Caio representando o clube de leitura Um Dedin de Prosa e Poesia durante a Fliconquista. Foto: Danilo Souza

Caio aproveitou a ocasião para indicar algumas obras que conheceu através da sua participação no clube de leitura.

“Um livro que eu devorei se chama “Flores para Algernon” (Daniel Keyes), eu nunca tinha ouvido falar. A gente leu esse livro em 2022, um livro que me chamou muita atenção e eu lembro que eu terminei chorando copiosamente. E não eram lágrimas de tristeza, eram lágrimas de alegria pela exuberância da obra. Eu conheci, finalmente, Conceição Evaristo com o livro “Ponciá Vicêncio”, esse é de amargar, a Conceição Evaristo te coloca dentro da condição do negro no Brasil. É um livro que a Conceição Evaristo nos coloca numa condição afetiva e emocional de empatia, como é vivenciar a condição de negro no Brasil com personagens extremamente fortes, como é o caso da personagem principal, Ponciá Vicêncio.”

Para seguir acompanhando os trabalhos e acompanhar o lançamento do primeiro livro de Caio Aguiar Sirino, siga o perfil oficial do escritor no Instagram.
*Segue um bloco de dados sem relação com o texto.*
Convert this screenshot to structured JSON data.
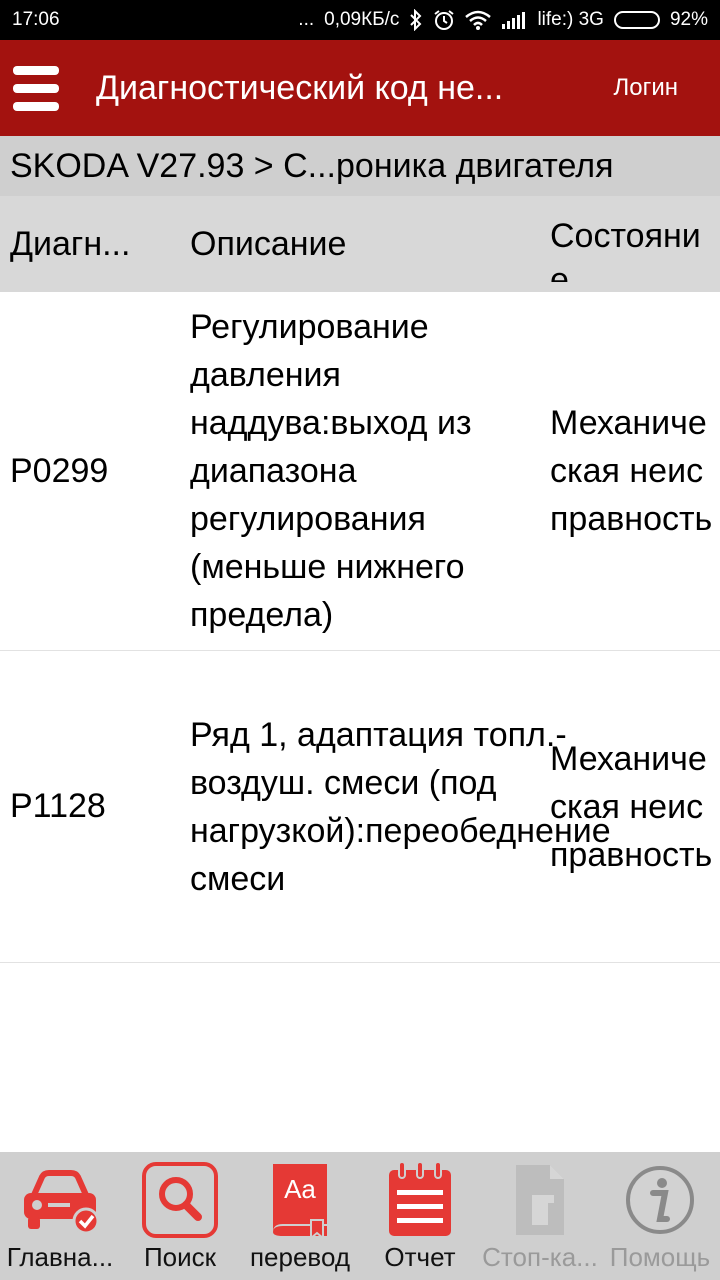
{
  "status_bar": {
    "time": "17:06",
    "dots": "...",
    "speed": "0,09КБ/с",
    "carrier": "life:) 3G",
    "battery": "92%",
    "battery_level": 0.92
  },
  "app_bar": {
    "title": "Диагностический код не...",
    "login": "Логин",
    "color": "#a3120f"
  },
  "breadcrumb": "SKODA V27.93 > С...роника двигателя",
  "table": {
    "headers": [
      "Диагн...",
      "Описание",
      "Состояние"
    ],
    "rows": [
      {
        "code": "P0299",
        "description": "Регулирование давления наддува:выход из диапазона регулирования (меньше нижнего предела)",
        "status": "Механическая неисправность"
      },
      {
        "code": "P1128",
        "description": "Ряд 1, адаптация топл.-воздуш. смеси (под нагрузкой):переобеднение смеси",
        "status": "Механическая неисправность"
      }
    ]
  },
  "bottom_nav": {
    "accent": "#e53935",
    "items": [
      {
        "label": "Главна...",
        "icon": "car-check-icon"
      },
      {
        "label": "Поиск",
        "icon": "search-icon"
      },
      {
        "label": "перевод",
        "icon": "dictionary-icon"
      },
      {
        "label": "Отчет",
        "icon": "report-icon"
      },
      {
        "label": "Стоп-ка...",
        "icon": "document-icon",
        "disabled": true
      },
      {
        "label": "Помощь",
        "icon": "info-icon",
        "disabled": true
      }
    ]
  }
}
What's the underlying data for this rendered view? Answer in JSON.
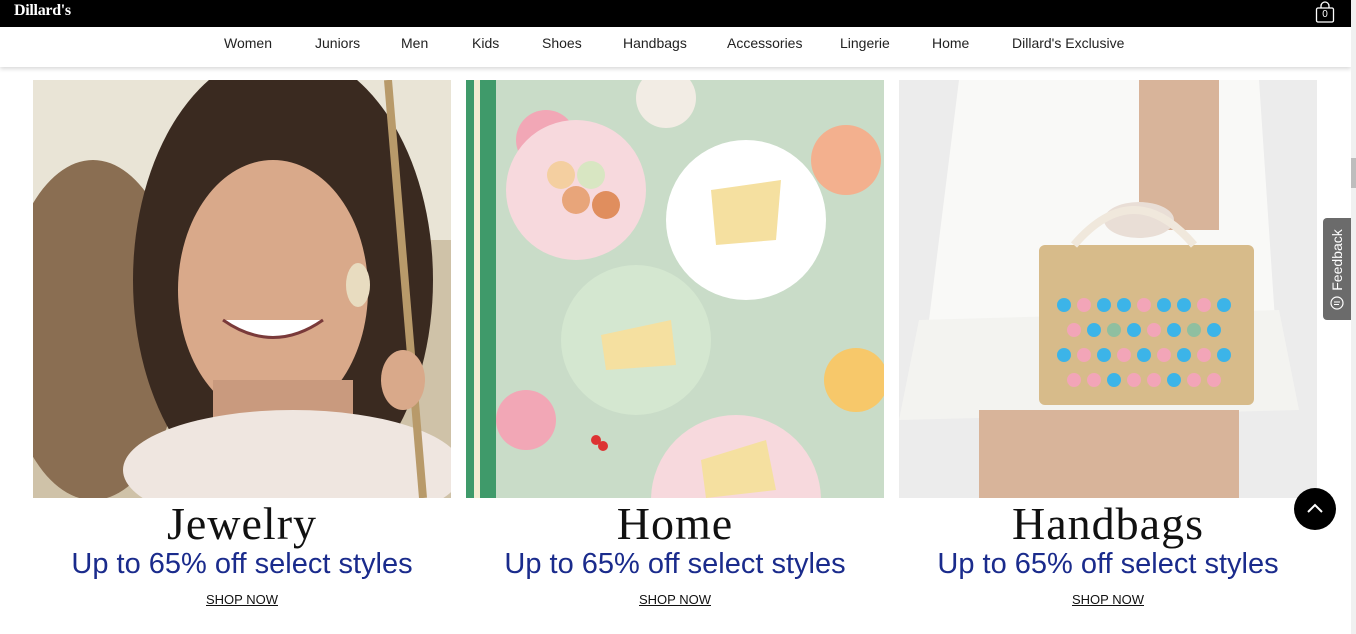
{
  "brand": {
    "logo_text": "Dillard's"
  },
  "cart": {
    "count": "0"
  },
  "nav": {
    "items": [
      {
        "label": "Women"
      },
      {
        "label": "Juniors"
      },
      {
        "label": "Men"
      },
      {
        "label": "Kids"
      },
      {
        "label": "Shoes"
      },
      {
        "label": "Handbags"
      },
      {
        "label": "Accessories"
      },
      {
        "label": "Lingerie"
      },
      {
        "label": "Home"
      },
      {
        "label": "Dillard's Exclusive"
      }
    ]
  },
  "promos": [
    {
      "title": "Jewelry",
      "subtitle": "Up to 65% off select styles",
      "cta": "SHOP NOW"
    },
    {
      "title": "Home",
      "subtitle": "Up to 65% off select styles",
      "cta": "SHOP NOW"
    },
    {
      "title": "Handbags",
      "subtitle": "Up to 65% off select styles",
      "cta": "SHOP NOW"
    }
  ],
  "feedback": {
    "label": "Feedback"
  },
  "icons": {
    "cart": "shopping-bag-icon",
    "feedback": "speech-bubble-icon",
    "back_to_top": "chevron-up-icon"
  },
  "colors": {
    "topbar": "#000000",
    "promo_subtitle": "#1a2b8c",
    "feedback_tab": "#6b6b6b"
  }
}
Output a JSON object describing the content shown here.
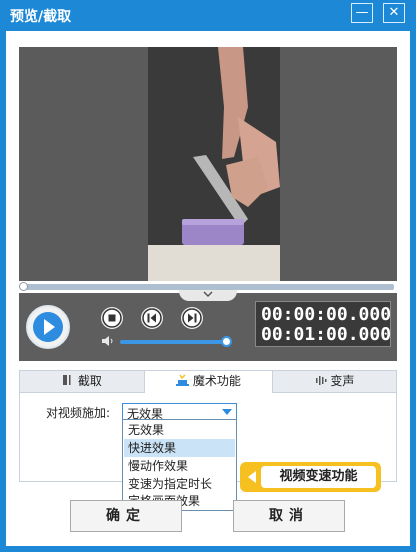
{
  "window": {
    "title": "预览/截取",
    "minimize_label": "—",
    "close_label": "✕",
    "accent": "#1d89d6"
  },
  "player": {
    "current_time": "00:00:00.000",
    "total_time": "00:01:00.000",
    "progress": 0.0,
    "volume": 1.0,
    "icons": [
      "play-icon",
      "stop-icon",
      "prev-frame-icon",
      "next-frame-icon",
      "volume-icon",
      "chevron-down-icon"
    ]
  },
  "tabs": [
    {
      "label": "截取",
      "icon": "crop-icon"
    },
    {
      "label": "魔术功能",
      "icon": "magic-hat-icon",
      "active": true
    },
    {
      "label": "变声",
      "icon": "voice-icon"
    }
  ],
  "effect": {
    "label": "对视频施加:",
    "selected": "无效果",
    "options": [
      "无效果",
      "快进效果",
      "慢动作效果",
      "变速为指定时长",
      "定格画面效果"
    ],
    "highlighted_index": 1
  },
  "callout": {
    "text": "视频变速功能",
    "color": "#f6c021"
  },
  "buttons": {
    "ok": "确定",
    "cancel": "取消"
  }
}
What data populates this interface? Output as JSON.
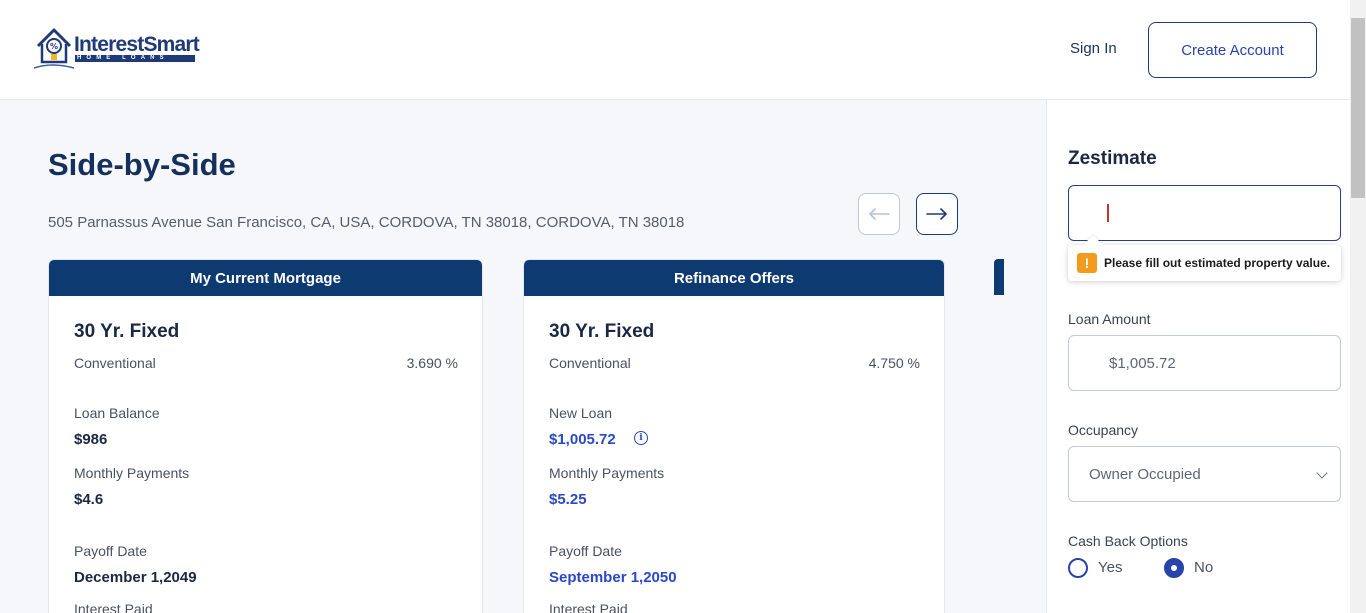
{
  "header": {
    "logo_text": "InterestSmart",
    "logo_sub": "HOME LOANS",
    "sign_in": "Sign In",
    "create_account": "Create Account"
  },
  "main": {
    "title": "Side-by-Side",
    "address": "505 Parnassus Avenue San Francisco, CA, USA, CORDOVA, TN 38018, CORDOVA, TN 38018",
    "nav": {
      "prev": "←",
      "next": "→"
    },
    "cards": [
      {
        "header": "My Current Mortgage",
        "title": "30 Yr. Fixed",
        "loan_type": "Conventional",
        "rate": "3.690 %",
        "balance_label": "Loan Balance",
        "balance_value": "$986",
        "monthly_label": "Monthly Payments",
        "monthly_value": "$4.6",
        "payoff_label": "Payoff Date",
        "payoff_value": "December 1,2049",
        "interest_label": "Interest Paid"
      },
      {
        "header": "Refinance Offers",
        "title": "30 Yr. Fixed",
        "loan_type": "Conventional",
        "rate": "4.750 %",
        "balance_label": "New Loan",
        "balance_value": "$1,005.72",
        "info_icon": "info-icon",
        "monthly_label": "Monthly Payments",
        "monthly_value": "$5.25",
        "payoff_label": "Payoff Date",
        "payoff_value": "September 1,2050",
        "interest_label": "Interest Paid"
      }
    ]
  },
  "sidebar": {
    "title": "Zestimate",
    "zestimate_value": "",
    "tooltip": "Please fill out estimated property value.",
    "loan_amount_label": "Loan Amount",
    "loan_amount_value": "$1,005.72",
    "occupancy_label": "Occupancy",
    "occupancy_value": "Owner Occupied",
    "cash_back_label": "Cash Back Options",
    "cash_back_options": [
      "Yes",
      "No"
    ],
    "cash_back_selected": "No"
  },
  "colors": {
    "brand_navy": "#0e3a72",
    "accent_blue": "#2b48c9",
    "warning": "#f29b1d"
  }
}
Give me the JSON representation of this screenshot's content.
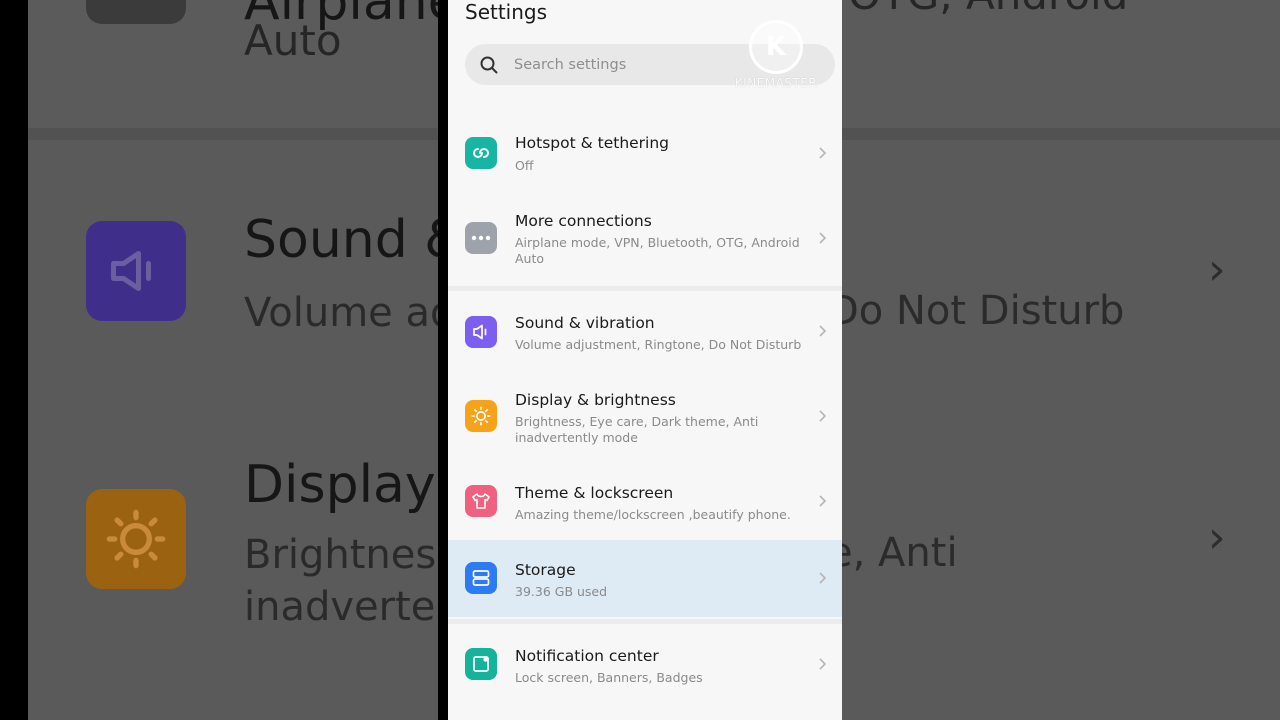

Confira a seguir uma poesia escrita por ele baseada em livros feitos por autores conquistenses

“Vagando por aí tomado por abstrações e pensamentos cinzentos

Fui abraçado por um torpor que me revelou a finitude das coisas

Sem entender porque estamos tão desumanizados

Passei a ouvir as vozes que ecoam na jóia do sertão da ressaca 

Foi como voltar ao ventre de mãe após passar cem dias de escuridão

Súbito, adentrei o outro lado da chuva munido do poder de me reinventar

Pondo a prova a escrita do filho de ninguém 

Expus meus poemas esquecidos e segundos poemas no quintal do mundo

Do alto de um panóptico avistei meus caminhos 

E entre sim e não reivindiquei os direitos à cidade

E com gritos que ecoam no ar, o meu eu poesia afirmou:

Estamos mais do que vivos!”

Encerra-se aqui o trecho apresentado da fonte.